O brave new world, I thought. “No birth trauma. A billion perfectly adjusted homosexuals.”
“Perfectly adjusted by present-day Earth standards. You and I might find them a little odd.”
“That’s an understatement.” I drank off the rest of my beer. “Yourself, you, uh … are you homosexual?”
“Oh, no,” he said. I relaxed. “Actually, though, I’m not hetero anymore, either.” He slapped his hip and it made an odd sound. “Got wounded and it turned out that I had a rare disorder of the lymphatic system, can’t regenerate. Nothing but metal and plastic from the waist down. To use your word, I’m a cyborg.”
Far out, as my mother used to say. “Oh, Private,” I called to the waiter, “bring me one of those Antares things.” Sitting here in a bar with an asexual cyborg who is probably the only other normal person on the whole goddamned planet.

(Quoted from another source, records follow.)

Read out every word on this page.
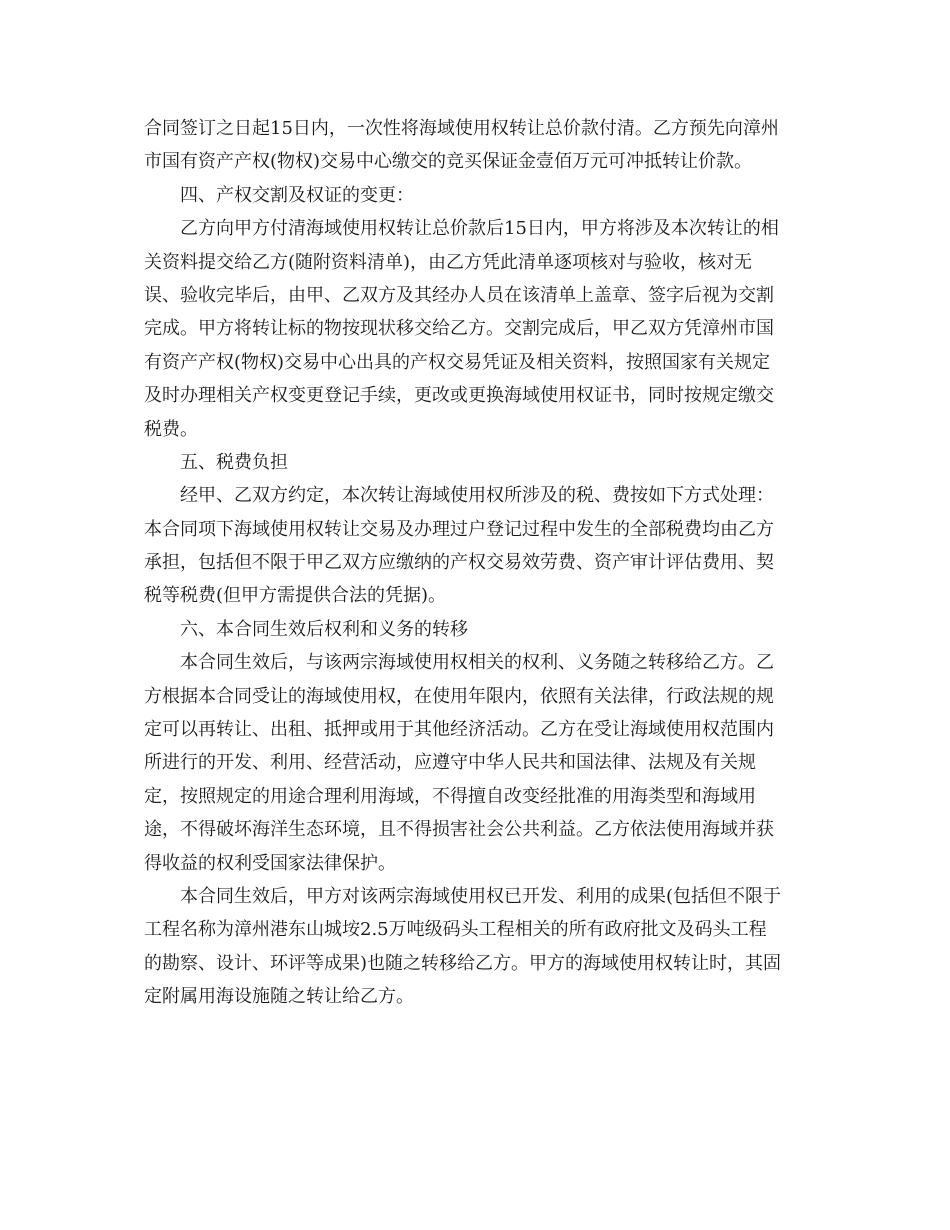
合同签订之日起15日内，一次性将海域使用权转让总价款付清。乙方预先向漳州
市国有资产产权(物权)交易中心缴交的竞买保证金壹佰万元可冲抵转让价款。
四、产权交割及权证的变更：
乙方向甲方付清海域使用权转让总价款后15日内，甲方将涉及本次转让的相
关资料提交给乙方(随附资料清单)，由乙方凭此清单逐项核对与验收，核对无
误、验收完毕后，由甲、乙双方及其经办人员在该清单上盖章、签字后视为交割
完成。甲方将转让标的物按现状移交给乙方。交割完成后，甲乙双方凭漳州市国
有资产产权(物权)交易中心出具的产权交易凭证及相关资料，按照国家有关规定
及时办理相关产权变更登记手续，更改或更换海域使用权证书，同时按规定缴交
税费。
五、税费负担
经甲、乙双方约定，本次转让海域使用权所涉及的税、费按如下方式处理：
本合同项下海域使用权转让交易及办理过户登记过程中发生的全部税费均由乙方
承担，包括但不限于甲乙双方应缴纳的产权交易效劳费、资产审计评估费用、契
税等税费(但甲方需提供合法的凭据)。
六、本合同生效后权利和义务的转移
本合同生效后，与该两宗海域使用权相关的权利、义务随之转移给乙方。乙
方根据本合同受让的海域使用权，在使用年限内，依照有关法律，行政法规的规
定可以再转让、出租、抵押或用于其他经济活动。乙方在受让海域使用权范围内
所进行的开发、利用、经营活动，应遵守中华人民共和国法律、法规及有关规
定，按照规定的用途合理利用海域，不得擅自改变经批准的用海类型和海域用
途，不得破坏海洋生态环境，且不得损害社会公共利益。乙方依法使用海域并获
得收益的权利受国家法律保护。
本合同生效后，甲方对该两宗海域使用权已开发、利用的成果(包括但不限于
工程名称为漳州港东山城垵2.5万吨级码头工程相关的所有政府批文及码头工程
的勘察、设计、环评等成果)也随之转移给乙方。甲方的海域使用权转让时，其固
定附属用海设施随之转让给乙方。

“Make it a double, please.”
2
They looked normal enough, filing into the lecture hall where we held our first muster, the next day. Rather young and a little stiff.
Most of them had only been out of the creche for seven or eight years. The creche was a controlled, isolated environment to which only a few specialists-pediatricians and teachers, mostly — had access. When a person leaves the creche at age twelve or thirteen, he chooses a first name (his last name having been taken from the donor-parent with the higher genetic rating) and is legally a probationary adult, with schooling about equivalent to what I had after my first year of college. Most of them go on to more specialized education, but some are assigned a job and go right to work.
They’re observed very closely and anyone who shows any signs of sociopathy, such as heterosexual leanings, is sent away to a correctional facility. He’s either cured or kept there for the rest of his life.
Everyone is drafted into UNEF at the age of twenty. Most people work at a desk for five years and are discharged. A few lucky souls, about one in eight thousand, are invited to volunteer for combat training. Refusing is sociopathic,” even though it means signing up for an extra five years. And your chance of surviving the ten years is so small as to be negligible; nobody ever had. Your best chance is to have the war end before your ten (subjective) years of service are up. Hope that time dilation puts many years between each of your battles.
Since you can figure on going into battle roughly once every subjective year, and since an average of 34 percent survive each battle, it’s easy to compute your chances of being able to fight it out for ten years. It comes to about two one-thousandths of one percent. Or, to put it another way, get an old-fashioned six-shooter and play Russian Roulette with four of the six chambers loaded. If you can do it ten times in a row without decorating the opposite wall, congratulations! You’re a civilian.